L’urgenza e un po’ di ottimismo

“Ogni giorno trascorso senza raggiungere questi risultati stiamo fondamentalmente aumentando i costi”, ha detto il Presidente dello Zambia, Hakainde Hichilema, durante la cerimonia di chiusura.

Tuttavia, molti partecipanti se ne sono andati da Parigi con un senso di moderato ottimismo. L’inviato delle Isole Marshall, Albon Ishoda, ha detto che il vertice ha “rinnovato un senso di urgenza e speranza per molti di noi”.

Il fatto che gli investimenti, l’indebitamento e l’architettura finanziaria internazionale siano così in primo piano nel dibattito, se non ancora nell’azione, circa il clima evidenzia i ritardi, ma anche i progressi fatti.
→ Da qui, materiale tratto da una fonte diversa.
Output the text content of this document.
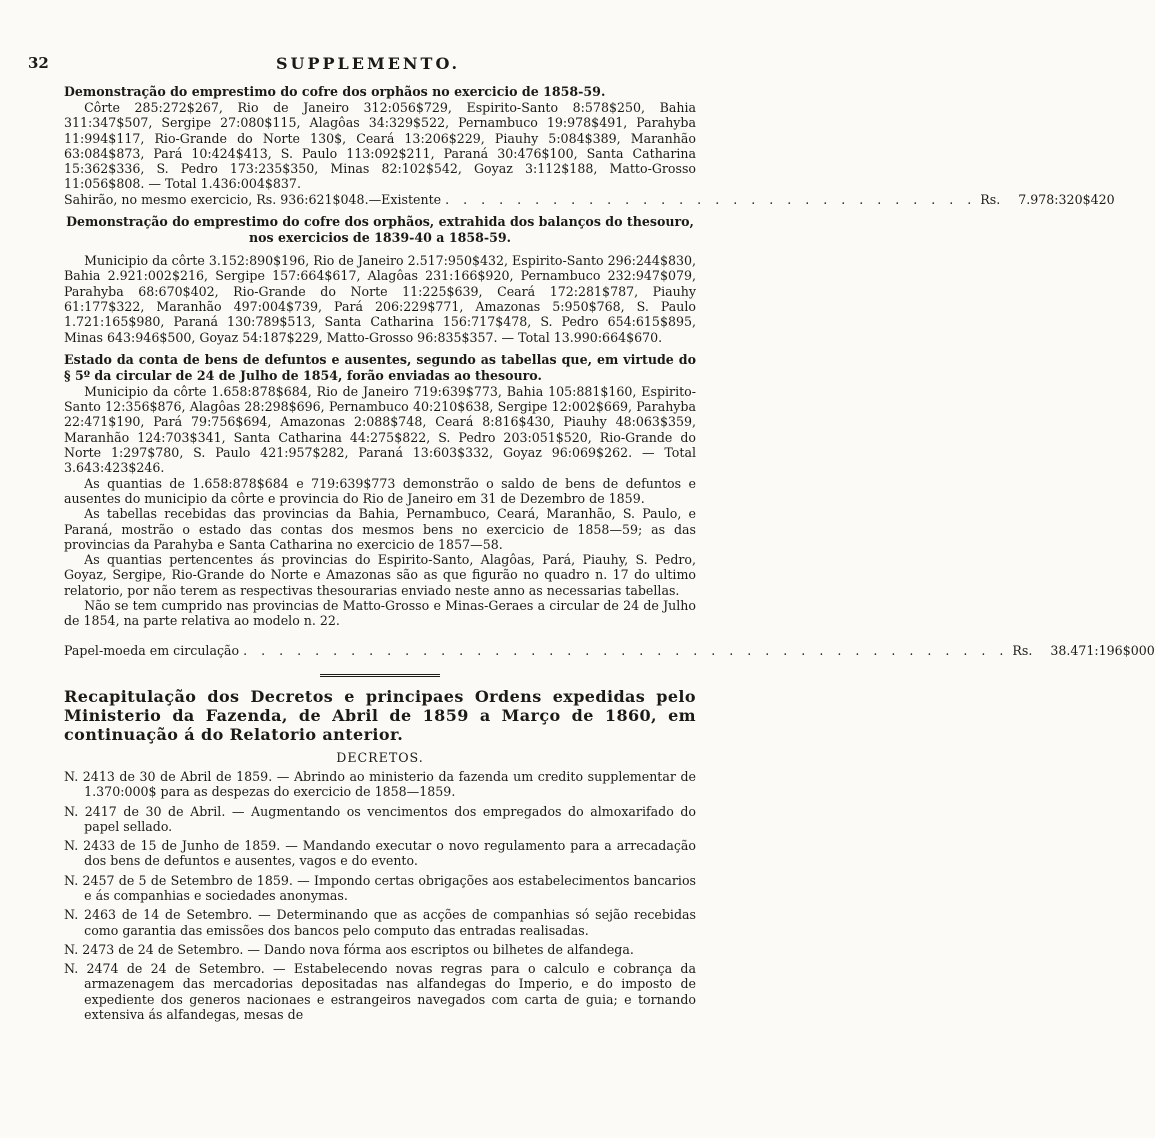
32	SUPPLEMENTO.

Demonstração do emprestimo do cofre dos orphãos no exercicio de 1858-59.

Côrte 285:272$267, Rio de Janeiro 312:056$729, Espirito-Santo 8:578$250, Bahia 311:347$507, Sergipe 27:080$115, Alagôas 34:329$522, Pernambuco 19:978$491, Parahyba 11:994$117, Rio-Grande do Norte 130$, Ceará 13:206$229, Piauhy 5:084$389, Maranhão 63:084$873, Pará 10:424$413, S. Paulo 113:092$211, Paraná 30:476$100, Santa Catharina 15:362$336, S. Pedro 173:235$350, Minas 82:102$542, Goyaz 3:112$188, Matto-Grosso 11:056$808. — Total 1.436:004$837.

Sahirão, no mesmo exercicio, Rs. 936:621$048.—Existente . . . . . . . . . . . . . . . . . . . . . . . . . . . . . . Rs. 7.978:320$420

Demonstração do emprestimo do cofre dos orphãos, extrahida dos balanços do thesouro, nos exercicios de 1839-40 a 1858-59.

Municipio da côrte 3.152:890$196, Rio de Janeiro 2.517:950$432, Espirito-Santo 296:244$830, Bahia 2.921:002$216, Sergipe 157:664$617, Alagôas 231:166$920, Pernambuco 232:947$079, Parahyba 68:670$402, Rio-Grande do Norte 11:225$639, Ceará 172:281$787, Piauhy 61:177$322, Maranhão 497:004$739, Pará 206:229$771, Amazonas 5:950$768, S. Paulo 1.721:165$980, Paraná 130:789$513, Santa Catharina 156:717$478, S. Pedro 654:615$895, Minas 643:946$500, Goyaz 54:187$229, Matto-Grosso 96:835$357. — Total 13.990:664$670.

Estado da conta de bens de defuntos e ausentes, segundo as tabellas que, em virtude do § 5º da circular de 24 de Julho de 1854, forão enviadas ao thesouro.

Municipio da côrte 1.658:878$684, Rio de Janeiro 719:639$773, Bahia 105:881$160, Espirito-Santo 12:356$876, Alagôas 28:298$696, Pernambuco 40:210$638, Sergipe 12:002$669, Parahyba 22:471$190, Pará 79:756$694, Amazonas 2:088$748, Ceará 8:816$430, Piauhy 48:063$359, Maranhão 124:703$341, Santa Catharina 44:275$822, S. Pedro 203:051$520, Rio-Grande do Norte 1:297$780, S. Paulo 421:957$282, Paraná 13:603$332, Goyaz 96:069$262. — Total 3.643:423$246.

As quantias de 1.658:878$684 e 719:639$773 demonstrão o saldo de bens de defuntos e ausentes do municipio da côrte e provincia do Rio de Janeiro em 31 de Dezembro de 1859.

As tabellas recebidas das provincias da Bahia, Pernambuco, Ceará, Maranhão, S. Paulo, e Paraná, mostrão o estado das contas dos mesmos bens no exercicio de 1858—59; as das provincias da Parahyba e Santa Catharina no exercicio de 1857—58.

As quantias pertencentes ás provincias do Espirito-Santo, Alagôas, Pará, Piauhy, S. Pedro, Goyaz, Sergipe, Rio-Grande do Norte e Amazonas são as que figurão no quadro n. 17 do ultimo relatorio, por não terem as respectivas thesourarias enviado neste anno as necessarias tabellas.

Não se tem cumprido nas provincias de Matto-Grosso e Minas-Geraes a circular de 24 de Julho de 1854, na parte relativa ao modelo n. 22.

Papel-moeda em circulação . . . . . . . . . . . . . . . . . . . . . . . . . . . . . . . . . . . . . . . . . . . Rs. 38.471:196$000

Recapitulação dos Decretos e principaes Ordens expedidas pelo Ministerio da Fazenda, de Abril de 1859 a Março de 1860, em continuação á do Relatorio anterior.

DECRETOS.

N. 2413 de 30 de Abril de 1859. — Abrindo ao ministerio da fazenda um credito supplementar de 1.370:000$ para as despezas do exercicio de 1858—1859.

N. 2417 de 30 de Abril. — Augmentando os vencimentos dos empregados do almoxarifado do papel sellado.

N. 2433 de 15 de Junho de 1859. — Mandando executar o novo regulamento para a arrecadação dos bens de defuntos e ausentes, vagos e do evento.

N. 2457 de 5 de Setembro de 1859. — Impondo certas obrigações aos estabelecimentos bancarios e ás companhias e sociedades anonymas.

N. 2463 de 14 de Setembro. — Determinando que as acções de companhias só sejão recebidas como garantia das emissões dos bancos pelo computo das entradas realisadas.

N. 2473 de 24 de Setembro. — Dando nova fórma aos escriptos ou bilhetes de alfandega.

N. 2474 de 24 de Setembro. — Estabelecendo novas regras para o calculo e cobrança da armazenagem das mercadorias depositadas nas alfandegas do Imperio, e do imposto de expediente dos generos nacionaes e estrangeiros navegados com carta de guia; e tornando extensiva ás alfandegas, mesas de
Gli sforzi attuali sono di gran lunga inferiori alle esigenze dei Paesi in via di sviluppo, che hanno bisogno di circa 2.400 miliardi di dollari l’anno per ridurre le emissioni e affrontare gli impatti climatici, secondo un rapporto commissionato dal Regno Unito e dall’Egitto prima della COP27.

Ma “nove mesi fa, se vi avessi detto che ci sarebbe stata un’adozione generalizzata delle clausole di debito per i disastri… mi avreste chiesto cosa ti sei fumato”, ha concluso Persaud, l’inviato di Mottley per il clima, parlando ai giornalisti alla conclusione del vertice.

Se ne riparlerà al vertice sul clima di Dubai.